Uniqueness in inverse scattering problems with phaseless far-field data at a fixed frequency

This paper is concerned with uniqueness in inverse acoustic scattering with phaseless far-field data at a fixed frequency. The main difficulty of this problem is the so-called translation invariance property of the modulus of the far-field pattern generated by one plane wave as the incident field. Based on our previous work (J. Comput. Phys. 345 (2017), 58-73), the translation invariance property of the phaseless far-field pattern can be broken by using infinitely many sets of superpositions of two plane waves as the incident fields at a fixed frequency.

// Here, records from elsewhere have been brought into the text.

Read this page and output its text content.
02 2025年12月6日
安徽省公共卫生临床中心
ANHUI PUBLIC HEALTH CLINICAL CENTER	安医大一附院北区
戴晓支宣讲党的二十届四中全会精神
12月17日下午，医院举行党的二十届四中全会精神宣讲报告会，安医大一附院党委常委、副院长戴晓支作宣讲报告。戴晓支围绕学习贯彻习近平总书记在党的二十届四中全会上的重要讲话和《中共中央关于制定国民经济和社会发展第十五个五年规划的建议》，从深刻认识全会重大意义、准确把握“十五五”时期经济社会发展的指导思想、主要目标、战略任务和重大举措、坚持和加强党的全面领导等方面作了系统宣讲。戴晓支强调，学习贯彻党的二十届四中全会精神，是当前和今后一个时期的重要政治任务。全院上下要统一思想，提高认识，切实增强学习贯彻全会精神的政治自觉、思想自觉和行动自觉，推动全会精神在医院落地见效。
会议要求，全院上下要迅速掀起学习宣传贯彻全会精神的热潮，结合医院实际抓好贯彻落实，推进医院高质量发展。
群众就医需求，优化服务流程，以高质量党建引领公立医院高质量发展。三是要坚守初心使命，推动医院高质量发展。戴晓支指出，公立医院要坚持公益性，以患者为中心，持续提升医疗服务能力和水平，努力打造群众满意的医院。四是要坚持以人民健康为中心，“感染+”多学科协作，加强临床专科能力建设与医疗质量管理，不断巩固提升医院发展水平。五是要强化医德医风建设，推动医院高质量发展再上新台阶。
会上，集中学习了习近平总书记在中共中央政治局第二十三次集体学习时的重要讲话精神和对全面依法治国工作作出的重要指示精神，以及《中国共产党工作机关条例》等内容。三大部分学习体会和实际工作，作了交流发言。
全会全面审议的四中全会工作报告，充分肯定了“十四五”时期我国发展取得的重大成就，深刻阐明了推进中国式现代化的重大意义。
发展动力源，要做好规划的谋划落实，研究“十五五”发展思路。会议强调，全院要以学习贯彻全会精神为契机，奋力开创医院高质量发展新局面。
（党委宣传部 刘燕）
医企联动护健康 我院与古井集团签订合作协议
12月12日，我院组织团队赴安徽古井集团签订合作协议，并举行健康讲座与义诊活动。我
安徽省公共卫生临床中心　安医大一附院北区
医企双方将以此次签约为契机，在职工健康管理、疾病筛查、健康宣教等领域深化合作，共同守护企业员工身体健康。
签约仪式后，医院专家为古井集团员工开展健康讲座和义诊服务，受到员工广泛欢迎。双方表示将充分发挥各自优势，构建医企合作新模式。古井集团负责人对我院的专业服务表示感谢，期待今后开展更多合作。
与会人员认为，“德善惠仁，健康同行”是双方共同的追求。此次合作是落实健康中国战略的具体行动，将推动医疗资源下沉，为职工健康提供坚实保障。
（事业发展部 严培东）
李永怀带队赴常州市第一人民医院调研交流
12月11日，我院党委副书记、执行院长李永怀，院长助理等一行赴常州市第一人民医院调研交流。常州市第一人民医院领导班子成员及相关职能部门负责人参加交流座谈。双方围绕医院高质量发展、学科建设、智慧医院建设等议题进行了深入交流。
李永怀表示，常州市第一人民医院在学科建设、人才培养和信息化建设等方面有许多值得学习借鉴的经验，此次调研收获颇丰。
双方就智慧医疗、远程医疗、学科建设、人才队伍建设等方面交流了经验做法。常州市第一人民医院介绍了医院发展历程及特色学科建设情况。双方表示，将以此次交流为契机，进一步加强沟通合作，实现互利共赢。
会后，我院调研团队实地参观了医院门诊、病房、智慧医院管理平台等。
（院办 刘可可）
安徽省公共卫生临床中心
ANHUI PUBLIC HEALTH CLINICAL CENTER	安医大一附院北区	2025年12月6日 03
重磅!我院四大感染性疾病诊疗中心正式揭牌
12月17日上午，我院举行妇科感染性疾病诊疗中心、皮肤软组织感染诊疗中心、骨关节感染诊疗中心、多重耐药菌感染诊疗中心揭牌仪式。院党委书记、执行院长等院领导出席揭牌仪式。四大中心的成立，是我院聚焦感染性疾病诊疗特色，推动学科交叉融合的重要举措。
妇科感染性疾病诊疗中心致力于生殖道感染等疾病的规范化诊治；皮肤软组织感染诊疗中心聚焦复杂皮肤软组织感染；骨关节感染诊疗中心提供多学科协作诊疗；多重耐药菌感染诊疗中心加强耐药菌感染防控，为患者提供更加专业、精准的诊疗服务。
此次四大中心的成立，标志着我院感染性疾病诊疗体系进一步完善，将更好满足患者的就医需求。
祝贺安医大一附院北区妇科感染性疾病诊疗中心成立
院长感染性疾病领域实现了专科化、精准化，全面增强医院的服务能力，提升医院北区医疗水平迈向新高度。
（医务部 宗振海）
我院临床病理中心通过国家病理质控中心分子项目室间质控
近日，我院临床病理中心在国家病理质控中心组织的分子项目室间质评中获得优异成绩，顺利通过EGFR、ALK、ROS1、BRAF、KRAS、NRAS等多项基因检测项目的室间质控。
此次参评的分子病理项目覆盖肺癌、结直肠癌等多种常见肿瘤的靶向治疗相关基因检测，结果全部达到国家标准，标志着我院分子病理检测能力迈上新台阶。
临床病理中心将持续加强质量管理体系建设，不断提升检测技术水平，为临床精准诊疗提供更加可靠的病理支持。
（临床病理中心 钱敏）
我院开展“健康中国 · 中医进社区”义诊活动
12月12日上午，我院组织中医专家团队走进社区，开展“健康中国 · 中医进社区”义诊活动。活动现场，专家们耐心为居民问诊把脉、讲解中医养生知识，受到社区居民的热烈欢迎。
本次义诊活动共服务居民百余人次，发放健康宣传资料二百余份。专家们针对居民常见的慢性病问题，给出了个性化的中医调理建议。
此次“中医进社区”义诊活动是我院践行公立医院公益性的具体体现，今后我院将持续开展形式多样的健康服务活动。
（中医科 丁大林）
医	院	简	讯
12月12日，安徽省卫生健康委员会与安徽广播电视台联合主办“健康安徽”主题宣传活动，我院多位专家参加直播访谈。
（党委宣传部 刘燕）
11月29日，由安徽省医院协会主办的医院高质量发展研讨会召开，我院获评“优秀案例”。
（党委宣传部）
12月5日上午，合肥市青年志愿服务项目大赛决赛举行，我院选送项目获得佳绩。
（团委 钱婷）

In this paper, we prove that the obstacle and the index of refraction of an inhomogeneous medium can be uniquely determined by the phaseless far-field patterns generated by infinitely many sets of superpositions of two plane waves with different directions at a fixed frequency under the condition that the obstacle is a priori known to be a sound-soft or non-absorbing impedance obstacle and the index of refraction $n$ of the inhomogeneous medium is real-valued and satisfies that either $n-1\ge c_1$ or $n-1\le-c_1$ in the support of $n-1$ for some positive constant $c_1$. To the best of our knowledge, this is the first uniqueness result in inverse scattering with phaseless far-field data. Our proofs are based essentially on the limit of the normalized eigenvalues of the far-field operators which is also established in this paper by using a factorization of the far-field operators.